Despite the session’s name, “Two Points of View: Collaboration and Disclosure: Balancing Openness About Cyber Security with Managing Risk and Reputation,” panelists at today’s Infosecurity North America conference were actually in agreement about sharing threat intelligence.
Moderated by Joseph Gittens, director, standards, Security Industry Association, the panelists explored the different channels by which information can and should be shared. Participating in the talk were Andrew Conte, AVP security leadership team, at The Guardian Life Insurance Company of America, and James O’Shea, head of re-engineering, cybersecurity and IT infrastructure, at RBC Capital Markets. Both participants noted that their comments were their own and not representative of the thoughts or policies of their employers.
“This is just for fun,” O’Shea said, which Conte echoed.
Of great concern is how threat vectors are expanding in recognized brands, but with the value of personally identifiable information (PII) these days, protecting the customers PII is critical. To do that, companies need to understand new and emerging threats, so being a member of an information-sharing organization is a great opportunity to learn about those threats. "They are good at de-anonymizing where the threats came from and sharing that information,” Conte said.
As you mature as an organization, you should be thinking about the other information channels by which you can come to understand threats. "Criminals are criminals and they are going to try to convert something that you have into something of value that they can use for something else. Those sorts of things happen in other industries all the time,” O’Shea said.
Including law enforcement in cyber war-gaming is incredibly useful as well, and depending on the type of organization, you may naturally have a relationship with law enforcement already. Sectors that are regulated, such as critical infrastructure, are examples of the types of organizations that have those front-line partnerships on call.
For non-critical infrastructure organizations, there are professional organizations across the country, whether it’s ISACA or (ISC)2 or other types of member groups.

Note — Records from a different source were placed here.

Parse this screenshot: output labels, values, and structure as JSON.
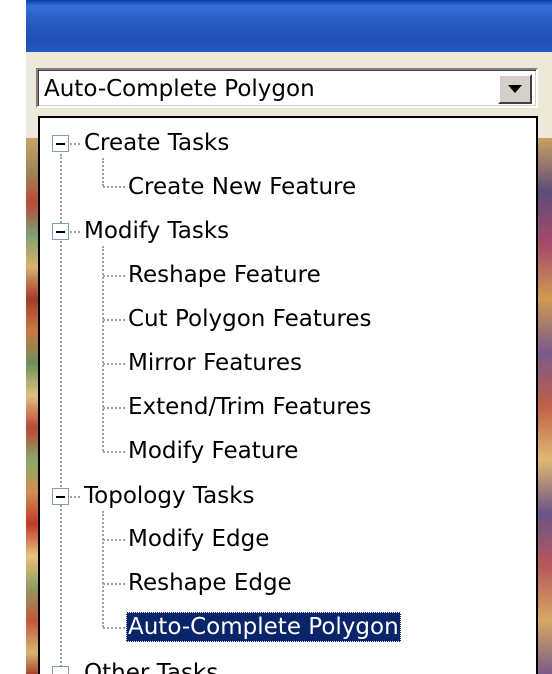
{
  "combo": {
    "value": "Auto-Complete Polygon",
    "button_icon": "chevron-down-icon"
  },
  "tree": {
    "groups": [
      {
        "label": "Create Tasks",
        "items": [
          "Create New Feature"
        ]
      },
      {
        "label": "Modify Tasks",
        "items": [
          "Reshape Feature",
          "Cut Polygon Features",
          "Mirror Features",
          "Extend/Trim Features",
          "Modify Feature"
        ]
      },
      {
        "label": "Topology Tasks",
        "items": [
          "Modify Edge",
          "Reshape Edge",
          "Auto-Complete Polygon"
        ]
      },
      {
        "label": "Other Tasks",
        "items": []
      }
    ],
    "selected_item": "Auto-Complete Polygon"
  },
  "colors": {
    "titlebar": "#2658bd",
    "selection": "#0a246a",
    "dialog_face": "#ece9d8"
  }
}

“People are never going to turn away people who want to join together and work on the problem,” O’Shea said. Additional good sources of information are within the legal industry, whether its in-house counsel or outside of the organization. “Look laterally,” O’Shea said.
Gittens asked whether the security industry ought to have a general good neighbor policy, and the panel then hypothesized about the likelihood that there could someday be legislation that imposes liability for failure to share threat intelligence.
“It’s something to think about,” O’Shea said.